22-25 April 2026

Speed vs. Scale: DuckDB, Polars, Pandas, and PySpark in Practice

Proposed session for SQLBits 2026

TL; DR

Cut through Python data tool hype with practical benchmarks and decision frameworks for DuckDB, Polars, Pandas, and PySpark to pick the right tool for speed vs. scale.

Session Details

The Python data processing landscape has exploded with powerful alternatives to Pandas, each optimized for different use cases. But when should you reach for DuckDB's SQL analytics, Polars' lightning-fast DataFrame operations, traditional Pandas, or PySpark's distributed computing? This talk cuts through the hype with real-world benchmarks and practical decision frameworks.

We'll explore the fundamental trade-offs between speed and scale across these four essential tools. You'll see live performance comparisons on realistic datasets, from million-row analytics queries to multi-gigabyte data transformations. More importantly, you'll learn the decision criteria that separate these tools: when DuckDB's columnar engine shines, where Polars' Rust-powered speed matters most, why Pandas still has its place, and when you need PySpark's distributed architecture.

This isn't just another feature comparison; it's a practical and straight-to-the-point guide for Python developers who need to choose the right tool for their specific data challenges. You'll leave with clear mental models for tool selection, real performance expectations, and code examples you can immediately apply to your own projects.

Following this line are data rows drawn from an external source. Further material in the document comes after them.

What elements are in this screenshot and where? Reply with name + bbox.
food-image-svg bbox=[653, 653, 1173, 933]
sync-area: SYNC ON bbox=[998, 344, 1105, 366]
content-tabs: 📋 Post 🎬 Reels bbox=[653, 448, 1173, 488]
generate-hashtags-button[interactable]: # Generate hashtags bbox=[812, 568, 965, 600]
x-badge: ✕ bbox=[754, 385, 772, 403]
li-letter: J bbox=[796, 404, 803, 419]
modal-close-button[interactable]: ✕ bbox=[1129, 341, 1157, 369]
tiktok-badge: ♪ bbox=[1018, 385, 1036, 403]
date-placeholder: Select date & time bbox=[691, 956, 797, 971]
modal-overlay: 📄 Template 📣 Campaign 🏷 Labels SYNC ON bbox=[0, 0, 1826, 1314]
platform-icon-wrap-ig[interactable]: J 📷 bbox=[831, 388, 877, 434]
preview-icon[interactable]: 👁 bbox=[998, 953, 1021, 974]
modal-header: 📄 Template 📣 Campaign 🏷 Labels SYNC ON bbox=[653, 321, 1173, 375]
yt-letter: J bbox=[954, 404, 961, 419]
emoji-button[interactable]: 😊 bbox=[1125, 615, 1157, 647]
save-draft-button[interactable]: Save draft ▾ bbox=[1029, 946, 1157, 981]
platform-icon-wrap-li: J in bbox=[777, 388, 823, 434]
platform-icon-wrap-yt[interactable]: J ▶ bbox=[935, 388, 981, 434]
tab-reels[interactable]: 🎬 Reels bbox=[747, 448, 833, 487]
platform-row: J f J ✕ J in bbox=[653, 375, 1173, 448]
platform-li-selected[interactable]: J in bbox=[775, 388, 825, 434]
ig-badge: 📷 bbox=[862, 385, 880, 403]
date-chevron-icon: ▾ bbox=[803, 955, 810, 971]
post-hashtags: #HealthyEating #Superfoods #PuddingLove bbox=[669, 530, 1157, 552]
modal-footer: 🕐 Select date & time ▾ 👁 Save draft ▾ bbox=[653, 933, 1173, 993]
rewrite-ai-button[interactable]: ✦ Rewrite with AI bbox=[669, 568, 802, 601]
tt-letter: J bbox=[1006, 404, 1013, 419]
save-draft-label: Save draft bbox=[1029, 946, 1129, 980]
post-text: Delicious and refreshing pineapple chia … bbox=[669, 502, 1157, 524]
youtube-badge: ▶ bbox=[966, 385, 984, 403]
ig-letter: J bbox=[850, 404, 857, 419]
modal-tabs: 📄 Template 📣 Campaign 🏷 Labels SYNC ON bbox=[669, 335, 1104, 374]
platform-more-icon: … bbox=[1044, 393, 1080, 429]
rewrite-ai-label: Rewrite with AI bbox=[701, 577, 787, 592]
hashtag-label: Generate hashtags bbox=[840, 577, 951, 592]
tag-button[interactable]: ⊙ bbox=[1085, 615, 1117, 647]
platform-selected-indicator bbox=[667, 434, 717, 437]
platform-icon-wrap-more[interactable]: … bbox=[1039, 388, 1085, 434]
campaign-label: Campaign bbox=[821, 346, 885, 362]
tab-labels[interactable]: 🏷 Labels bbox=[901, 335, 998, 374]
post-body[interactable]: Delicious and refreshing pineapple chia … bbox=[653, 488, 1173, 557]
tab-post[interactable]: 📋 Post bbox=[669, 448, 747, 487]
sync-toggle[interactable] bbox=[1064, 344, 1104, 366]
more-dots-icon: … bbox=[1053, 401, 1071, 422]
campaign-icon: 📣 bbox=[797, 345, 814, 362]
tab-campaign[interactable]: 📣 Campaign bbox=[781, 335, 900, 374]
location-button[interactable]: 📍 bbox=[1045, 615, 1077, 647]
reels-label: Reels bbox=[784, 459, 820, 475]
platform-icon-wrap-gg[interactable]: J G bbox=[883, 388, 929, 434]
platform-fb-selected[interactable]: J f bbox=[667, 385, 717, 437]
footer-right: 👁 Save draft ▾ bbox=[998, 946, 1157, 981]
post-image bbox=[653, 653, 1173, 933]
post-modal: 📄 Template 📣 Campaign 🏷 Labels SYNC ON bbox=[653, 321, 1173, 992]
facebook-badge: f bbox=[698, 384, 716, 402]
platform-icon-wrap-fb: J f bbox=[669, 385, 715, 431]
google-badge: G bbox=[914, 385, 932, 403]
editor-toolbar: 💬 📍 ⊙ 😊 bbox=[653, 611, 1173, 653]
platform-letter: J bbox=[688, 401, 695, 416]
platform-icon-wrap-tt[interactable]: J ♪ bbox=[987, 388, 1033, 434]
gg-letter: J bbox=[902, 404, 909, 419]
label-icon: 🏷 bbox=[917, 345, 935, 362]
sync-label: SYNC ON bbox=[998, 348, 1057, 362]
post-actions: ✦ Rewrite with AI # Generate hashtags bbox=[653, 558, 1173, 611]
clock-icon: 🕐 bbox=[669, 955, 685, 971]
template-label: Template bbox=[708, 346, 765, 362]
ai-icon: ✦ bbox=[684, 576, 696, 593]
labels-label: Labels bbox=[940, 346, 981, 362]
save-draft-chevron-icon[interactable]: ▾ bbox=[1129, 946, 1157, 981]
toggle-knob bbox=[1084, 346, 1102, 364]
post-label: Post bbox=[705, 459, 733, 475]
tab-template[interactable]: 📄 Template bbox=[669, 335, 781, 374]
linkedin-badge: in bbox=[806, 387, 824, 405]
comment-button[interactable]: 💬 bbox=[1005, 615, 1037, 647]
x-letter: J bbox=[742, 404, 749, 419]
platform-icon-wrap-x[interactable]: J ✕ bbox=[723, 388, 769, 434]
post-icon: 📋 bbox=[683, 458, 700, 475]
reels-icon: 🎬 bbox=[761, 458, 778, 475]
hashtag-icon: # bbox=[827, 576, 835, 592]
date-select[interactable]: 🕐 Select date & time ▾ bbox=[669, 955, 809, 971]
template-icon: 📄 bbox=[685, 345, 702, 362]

The talk will address a critical pain point in today's Python ecosystem: tool choice paralysis in an increasingly crowded field of excellent options.

Target audience: Python developers with 1-3 years of experience who know Pandas basics but want to understand when and why to adopt newer tools. They're comfortable with DataFrames and basic data operations but need guidance on tool selection for different scenarios in the real world.

3 things you'll get out of this session

Understand speed vs. scale trade-offs across DuckDB, Polars, Pandas, and PySpark. Learn practical decision criteria for choosing the right tool for real-world datasets. Access code examples and performance benchmarks to apply immediately in projects.